2009 - 5 February - Roundtable on the External Dimension of the Stockholm Programme
On 5 February 2010, the T.M.C. Asser Instituut hosted a conference organised by CLEER on the implementation of the external dimension of the Stockholm Programme.
The Stockholm Programme is the European Union's new multi-annual programme in the Area of Freedom, Security and Justice. It was adopted in December 2009 by the European Council and is expected to be implemented on the basis of an Action Plan drawn up by the Spanish Presidency. In the Stockholm Programme, the European Council sets out the policy guidelines concerning police and judicial cooperation, asylum, migration, immigration and border control. The Programme covers the internal and the external aspects of these policies. The conference organised by CLEER focussed on the implementation of the external dimension of these policies. The presentations and discussion were clustered around three topics:
- Basic principles of mutual legal assistance agreements and extradition of the Union with third countries.
- Combating illegal immigration: returning illegally staying third country nationals while cooperating with and assisting transit countries and countries of origin.
- Data exchange and data protection clauses in international agreements of the Union: striking the right balance between the demand for data for law enforcement purposes and the protection of privacy.
After a welcome speech of professor Nelissen (Director of the Asser Instituut), dr. Rob Visser (Director General of the Ministry of Justice of the Netherlands) gave an introductory speech. H.E. Dr. E.M.H. Ballin (Dutch Minister of Justice) delivered the keynote speech. Among other issues, he called the participants to pay attention to the need of coherence and consistency between policies in the Area of Freedom, Security and Justice and the external actions of the EU. To that end the Minister argued the necessity of ensuring coherence between the institutions based in Brussels and agencies like Frontex, Europol and Euojust. He also questioned the future role of COSI and parameters for minter-institutional cooperation as set out by the Council.
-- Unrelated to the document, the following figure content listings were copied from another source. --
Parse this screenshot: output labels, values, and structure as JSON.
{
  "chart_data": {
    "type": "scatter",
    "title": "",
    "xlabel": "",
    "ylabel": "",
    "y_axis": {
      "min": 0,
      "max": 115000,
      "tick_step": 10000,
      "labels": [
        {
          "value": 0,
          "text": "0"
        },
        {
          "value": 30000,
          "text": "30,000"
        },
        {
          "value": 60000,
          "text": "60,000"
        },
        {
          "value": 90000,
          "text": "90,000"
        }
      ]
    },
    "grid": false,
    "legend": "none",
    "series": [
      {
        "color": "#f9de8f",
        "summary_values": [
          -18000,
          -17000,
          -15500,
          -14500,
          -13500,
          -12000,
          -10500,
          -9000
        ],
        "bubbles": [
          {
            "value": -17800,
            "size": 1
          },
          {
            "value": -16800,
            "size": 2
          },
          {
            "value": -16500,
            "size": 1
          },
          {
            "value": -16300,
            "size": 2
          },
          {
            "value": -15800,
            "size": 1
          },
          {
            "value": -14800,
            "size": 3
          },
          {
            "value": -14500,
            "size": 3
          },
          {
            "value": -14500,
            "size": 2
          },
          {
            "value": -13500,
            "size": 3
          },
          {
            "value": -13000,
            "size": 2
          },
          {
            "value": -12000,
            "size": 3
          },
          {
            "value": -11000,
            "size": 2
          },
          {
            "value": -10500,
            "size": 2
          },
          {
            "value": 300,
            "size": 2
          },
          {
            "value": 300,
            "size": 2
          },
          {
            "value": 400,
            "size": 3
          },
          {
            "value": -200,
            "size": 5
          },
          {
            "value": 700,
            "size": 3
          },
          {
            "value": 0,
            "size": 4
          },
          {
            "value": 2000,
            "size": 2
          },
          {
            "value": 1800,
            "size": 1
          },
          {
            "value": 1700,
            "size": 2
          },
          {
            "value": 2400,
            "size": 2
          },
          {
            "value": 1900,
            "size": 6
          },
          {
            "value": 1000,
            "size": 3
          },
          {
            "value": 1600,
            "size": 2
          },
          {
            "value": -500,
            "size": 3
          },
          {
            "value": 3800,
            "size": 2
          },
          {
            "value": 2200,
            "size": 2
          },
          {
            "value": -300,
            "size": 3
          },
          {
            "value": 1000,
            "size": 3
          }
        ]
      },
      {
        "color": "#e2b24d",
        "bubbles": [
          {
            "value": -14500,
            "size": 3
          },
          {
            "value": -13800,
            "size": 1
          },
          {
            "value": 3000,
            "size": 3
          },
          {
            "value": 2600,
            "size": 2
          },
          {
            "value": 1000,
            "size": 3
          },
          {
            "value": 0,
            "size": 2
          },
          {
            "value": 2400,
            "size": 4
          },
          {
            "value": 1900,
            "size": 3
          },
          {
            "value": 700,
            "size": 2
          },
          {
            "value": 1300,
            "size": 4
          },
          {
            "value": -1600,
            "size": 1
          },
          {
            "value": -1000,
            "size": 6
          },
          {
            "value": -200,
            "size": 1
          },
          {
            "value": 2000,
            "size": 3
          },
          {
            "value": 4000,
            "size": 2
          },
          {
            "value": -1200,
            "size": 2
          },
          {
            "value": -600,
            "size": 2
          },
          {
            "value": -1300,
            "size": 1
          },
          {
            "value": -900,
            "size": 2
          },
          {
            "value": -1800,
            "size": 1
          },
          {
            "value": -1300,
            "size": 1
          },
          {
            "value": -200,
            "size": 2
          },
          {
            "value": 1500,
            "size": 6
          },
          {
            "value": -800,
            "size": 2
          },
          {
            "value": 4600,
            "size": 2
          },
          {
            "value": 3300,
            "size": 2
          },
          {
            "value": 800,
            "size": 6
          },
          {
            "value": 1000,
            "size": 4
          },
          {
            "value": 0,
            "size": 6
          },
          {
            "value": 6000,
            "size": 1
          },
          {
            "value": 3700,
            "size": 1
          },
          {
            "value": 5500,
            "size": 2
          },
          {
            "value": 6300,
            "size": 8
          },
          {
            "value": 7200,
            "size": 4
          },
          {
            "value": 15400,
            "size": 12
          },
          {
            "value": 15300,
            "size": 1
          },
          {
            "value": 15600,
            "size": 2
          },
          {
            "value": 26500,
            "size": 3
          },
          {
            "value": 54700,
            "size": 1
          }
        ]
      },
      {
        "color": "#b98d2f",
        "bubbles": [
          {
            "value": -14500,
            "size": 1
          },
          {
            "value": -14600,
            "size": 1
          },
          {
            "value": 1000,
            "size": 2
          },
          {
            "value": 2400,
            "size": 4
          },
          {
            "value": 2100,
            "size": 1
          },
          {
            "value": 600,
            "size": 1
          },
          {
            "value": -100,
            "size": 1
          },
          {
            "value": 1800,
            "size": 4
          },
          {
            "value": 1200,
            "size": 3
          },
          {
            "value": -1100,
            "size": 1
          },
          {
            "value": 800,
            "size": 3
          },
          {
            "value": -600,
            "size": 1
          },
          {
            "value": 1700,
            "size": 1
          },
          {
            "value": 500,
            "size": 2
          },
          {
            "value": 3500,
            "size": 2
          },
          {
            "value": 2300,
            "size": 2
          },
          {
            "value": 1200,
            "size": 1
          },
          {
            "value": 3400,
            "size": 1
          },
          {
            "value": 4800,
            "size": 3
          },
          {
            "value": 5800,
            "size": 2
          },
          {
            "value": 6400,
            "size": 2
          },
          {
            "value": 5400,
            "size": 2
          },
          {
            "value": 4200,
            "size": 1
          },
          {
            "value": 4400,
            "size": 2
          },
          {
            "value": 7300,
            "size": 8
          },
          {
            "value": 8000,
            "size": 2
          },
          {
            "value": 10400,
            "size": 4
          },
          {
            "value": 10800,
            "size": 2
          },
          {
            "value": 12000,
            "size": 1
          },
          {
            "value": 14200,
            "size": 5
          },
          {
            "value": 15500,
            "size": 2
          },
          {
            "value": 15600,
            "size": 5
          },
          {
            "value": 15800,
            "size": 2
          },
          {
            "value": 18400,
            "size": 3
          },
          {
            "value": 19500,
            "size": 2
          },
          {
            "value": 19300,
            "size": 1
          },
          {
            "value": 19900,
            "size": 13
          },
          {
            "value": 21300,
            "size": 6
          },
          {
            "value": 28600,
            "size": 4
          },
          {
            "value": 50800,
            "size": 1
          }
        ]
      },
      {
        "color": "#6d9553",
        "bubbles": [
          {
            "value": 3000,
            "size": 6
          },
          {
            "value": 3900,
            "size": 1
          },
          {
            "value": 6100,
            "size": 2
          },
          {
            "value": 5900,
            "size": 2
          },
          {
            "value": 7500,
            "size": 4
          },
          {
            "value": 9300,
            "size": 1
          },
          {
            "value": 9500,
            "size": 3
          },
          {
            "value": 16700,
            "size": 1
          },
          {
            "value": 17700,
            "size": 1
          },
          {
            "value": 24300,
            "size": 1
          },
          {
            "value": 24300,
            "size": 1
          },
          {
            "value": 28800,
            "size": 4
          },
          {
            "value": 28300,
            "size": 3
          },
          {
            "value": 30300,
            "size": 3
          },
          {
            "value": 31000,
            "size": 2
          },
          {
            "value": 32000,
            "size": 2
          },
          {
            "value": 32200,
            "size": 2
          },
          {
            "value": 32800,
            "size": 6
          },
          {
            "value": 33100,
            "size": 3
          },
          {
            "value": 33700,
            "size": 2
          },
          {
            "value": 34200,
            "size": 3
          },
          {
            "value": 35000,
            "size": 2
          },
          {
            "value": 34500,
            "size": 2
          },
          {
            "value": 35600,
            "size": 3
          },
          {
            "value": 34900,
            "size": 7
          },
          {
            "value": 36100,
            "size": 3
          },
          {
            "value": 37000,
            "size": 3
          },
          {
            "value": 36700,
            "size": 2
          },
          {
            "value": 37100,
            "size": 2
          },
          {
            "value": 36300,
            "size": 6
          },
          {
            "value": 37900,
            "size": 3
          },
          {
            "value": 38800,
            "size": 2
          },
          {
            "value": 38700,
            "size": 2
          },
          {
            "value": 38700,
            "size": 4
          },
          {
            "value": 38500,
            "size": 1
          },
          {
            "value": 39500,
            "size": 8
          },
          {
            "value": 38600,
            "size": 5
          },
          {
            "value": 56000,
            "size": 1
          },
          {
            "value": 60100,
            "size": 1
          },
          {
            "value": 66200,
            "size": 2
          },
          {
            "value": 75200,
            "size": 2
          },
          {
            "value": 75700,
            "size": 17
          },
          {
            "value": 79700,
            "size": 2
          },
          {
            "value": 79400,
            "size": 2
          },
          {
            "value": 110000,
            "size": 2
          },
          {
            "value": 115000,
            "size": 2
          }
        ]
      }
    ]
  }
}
The three main topics were discussed in the framework of three sessions, under the Chatham House Rule. Speakers from academia and from the world of policymaking gave presentations. Each panel was closed by a debate chaired by a moderator. The conference was closed by the three moderators presenting overarching views and main conclusions regarding the three panels.
The conference was financially supported by the Dutch Ministry of Justice and the European Commission.